Prachandra was a terrorist with a difference, though. He was aware of limits to his violent campaign, which could not drag on forever. He was wise enough to choose the path of peace in 2006 and to win the hearts and minds of the people. The transition of the Maoist movement to mainstream politics was, by and large, smooth and in April, Prachanda secured the largest number of seats at the assembly elections. He, backed by several political parties, became the choice of the governing Constituent Assembly for premiership.
Prabhakaran and Prachanda, as well as their goals, are poles apart and their movements as different as chalk and cheese but Prachanda`s transformation into a democrat as well as the subsequent cessation of mindless bloodletting should serve as a lesson for Prabhakaran and others embroiled in prolonged violent campaigns.
The success of the Maoist military campaign was mainly due to Prachanda`s ability to separate the so-called end from the means. But, in the case of Prabhakaran, the end and the means have become one and the same terrorism. If he unleashed violence to live at the inception of his struggle, today he is living to unleash violence.
Prachanda cautiously avoided being a prisoner of his own violence. He was amenable to change and compromise. Prabhakaran has no escape from his violence and remains intransigent.
A common mistake that many make when comparing the LTTE with the other terrorist groups that have eschewed violence like the IRA is to ignore the absence of a political track in the LTTE`s strategy. Its political wing is only a fa ade.
The LTTE has gained a tremendous boost for its terrorist cause by shutting out a political option, which would have led to the evolution of a fully-fledged political wing like Sinn Fein. Prabhakaran has carefully seen to it that the energies of his outfit won`t be expended on political work lest is should create conditions for the emergence of an alternative leadership, which is anathema to Prabhakaran. In his thinking, he is the LTTE and the LTTE he. Therefore, he has eliminated even his trusted lieutenants like Mahattaya and systematically aborted all peace efforts, at the first sign of a political settlement being negotiated, as was seen from the fate of the Oslo Declaration envisaging federalism, which he scuttled in the face of opposition even from the US and the EU.
Prabhakaran also makes it a point to remind his cadres, from time to time, of his order that he be shot dead if he accepts anything less than Eelam. This kind of unwavering commitment to a cause is, however, a prerequisite for creating and maintaining a suicidal cult.
Paradoxically, the absence of a political arm has also been Prabhakaran`s biggest weakness.
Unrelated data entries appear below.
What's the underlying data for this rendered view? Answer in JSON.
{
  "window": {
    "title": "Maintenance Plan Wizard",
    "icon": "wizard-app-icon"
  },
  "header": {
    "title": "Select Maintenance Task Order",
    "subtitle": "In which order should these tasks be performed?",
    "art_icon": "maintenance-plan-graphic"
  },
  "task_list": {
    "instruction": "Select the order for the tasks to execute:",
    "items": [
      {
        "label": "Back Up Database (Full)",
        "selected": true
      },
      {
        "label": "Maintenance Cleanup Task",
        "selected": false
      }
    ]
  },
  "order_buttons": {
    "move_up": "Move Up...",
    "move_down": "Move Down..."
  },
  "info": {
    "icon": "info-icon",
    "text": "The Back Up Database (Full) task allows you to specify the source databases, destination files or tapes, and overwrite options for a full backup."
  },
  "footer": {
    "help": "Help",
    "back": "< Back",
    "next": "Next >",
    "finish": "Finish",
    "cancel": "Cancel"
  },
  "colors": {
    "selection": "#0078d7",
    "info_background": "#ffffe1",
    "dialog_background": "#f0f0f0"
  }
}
He is like an acrobat performing on the flying trapeze without a safety net. He may be admired by his combatants and sympathizers for his `bravery`, but the risks he runs are huge.
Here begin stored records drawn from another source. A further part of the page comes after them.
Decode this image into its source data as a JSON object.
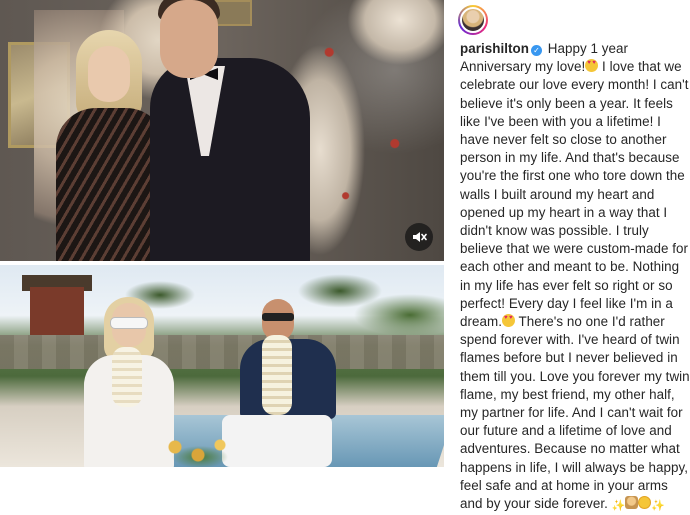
{
  "post": {
    "username": "parishilton",
    "verified_icon": "verified-badge-icon",
    "caption_intro": "Happy 1 year Anniversary my love!",
    "caption_body": " I love that we celebrate our love every month! I can't believe it's only been a year. It feels like I've been with you a lifetime! I have never felt so close to another person in my life. And that's because you're the first one who tore down the walls I built around my heart and opened up my heart in a way that I didn't know was possible. I truly believe that we were custom-made for each other and meant to be. Nothing in my life has ever felt so right or so perfect! Every day I feel like I'm in a dream.",
    "caption_end": " There's no one I'd rather spend forever with. I've heard of twin flames before but I never believed in them till you. Love you forever my twin flame, my best friend, my other half, my partner for life. And I can't wait for our future and a lifetime of love and adventures. Because no matter what happens in life, I will always be happy, feel safe and at home in your arms and by your side forever. ",
    "emoji_icons": [
      "heart-eyes-emoji-icon",
      "sparkles-emoji-icon",
      "couple-emoji-icon",
      "angel-face-emoji-icon"
    ]
  },
  "media": {
    "top_photo": "couple-formal-christmas-photo",
    "bottom_photo": "couple-beach-canoe-photo",
    "mute_icon": "muted-speaker-icon"
  },
  "colors": {
    "verified": "#3897f0",
    "text": "#262626",
    "avatar_ring": [
      "#f9ce34",
      "#ee2a7b",
      "#6228d7"
    ]
  }
}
No outfit can go on marketing terrorism till kingdom come. It may be able to do so for sometime but when it comes under international pressure to negotiate a solution, it must be able to shift to the political track. Else, it is doomed to collapse under the weight of its own terror project.
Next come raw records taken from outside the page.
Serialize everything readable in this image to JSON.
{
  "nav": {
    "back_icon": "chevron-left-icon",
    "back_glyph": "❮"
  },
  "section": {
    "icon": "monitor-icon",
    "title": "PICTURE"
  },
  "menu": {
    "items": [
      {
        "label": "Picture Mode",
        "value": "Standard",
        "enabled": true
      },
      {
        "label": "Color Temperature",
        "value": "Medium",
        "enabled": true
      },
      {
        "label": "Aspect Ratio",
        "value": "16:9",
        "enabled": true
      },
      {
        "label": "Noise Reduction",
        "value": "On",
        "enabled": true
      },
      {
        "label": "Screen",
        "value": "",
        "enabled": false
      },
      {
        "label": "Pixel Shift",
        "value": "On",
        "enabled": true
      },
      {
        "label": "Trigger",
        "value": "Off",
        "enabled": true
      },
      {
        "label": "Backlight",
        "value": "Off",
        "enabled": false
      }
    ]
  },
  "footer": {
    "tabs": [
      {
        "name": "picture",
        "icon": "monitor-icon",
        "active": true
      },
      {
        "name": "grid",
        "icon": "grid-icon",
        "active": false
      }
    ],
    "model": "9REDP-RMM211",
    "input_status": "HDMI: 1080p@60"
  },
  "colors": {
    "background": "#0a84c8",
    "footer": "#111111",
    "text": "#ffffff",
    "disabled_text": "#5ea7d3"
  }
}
If the LTTE had had a formidable political wing with a popular appeal, no political vacuum would have been created in the North and the East for others like Devananda, Karuna and Chandrakanthan to fill.
The Rajapaksa government has made the most of the LTTE`s political Achilles heel to tackle it militarily. The Tigers are in the soup in the Wanni but there are absolutely no grounds for the LTTE`s friends to intervene, even if they may want to. For, they are without any alternative to offer.
In 1987, India could justify its direct interference to take the LTTE off the hook, as it had a political solution to force down Sri Lanka`s throat by way of an alternative to war against terrorism and the LTTE initially indicated its willingness to accept it. Before long India realised the LTTE was not for any political solution and resorted to war to crush it, albeit in vain.
Today, neither India nor any other country wants to step in to try to stop war here, as the LTTE has demonstrated beyond any doubt that it is too intransigent to accept a reasonable solution. Nor can Prabhakaran accept, at this juncture, any of the solutions, so far offered to him including federalism, without being killed by his brainwashed men and women blindly fighting for Eelam. His attempt to gain a respite by offering a unilateral truce also failed and he must be a rather worried man confined to his bunker.
While PM Prachanda is trying his hand at democratic governance, Prabhakaran, who refused to be the Chief Minister of two merged provinces and contemptuously rejected federalism, has his empire crumbling with the army closing in on him.
For his predicament, Prabhakaran has no one to blame but himself.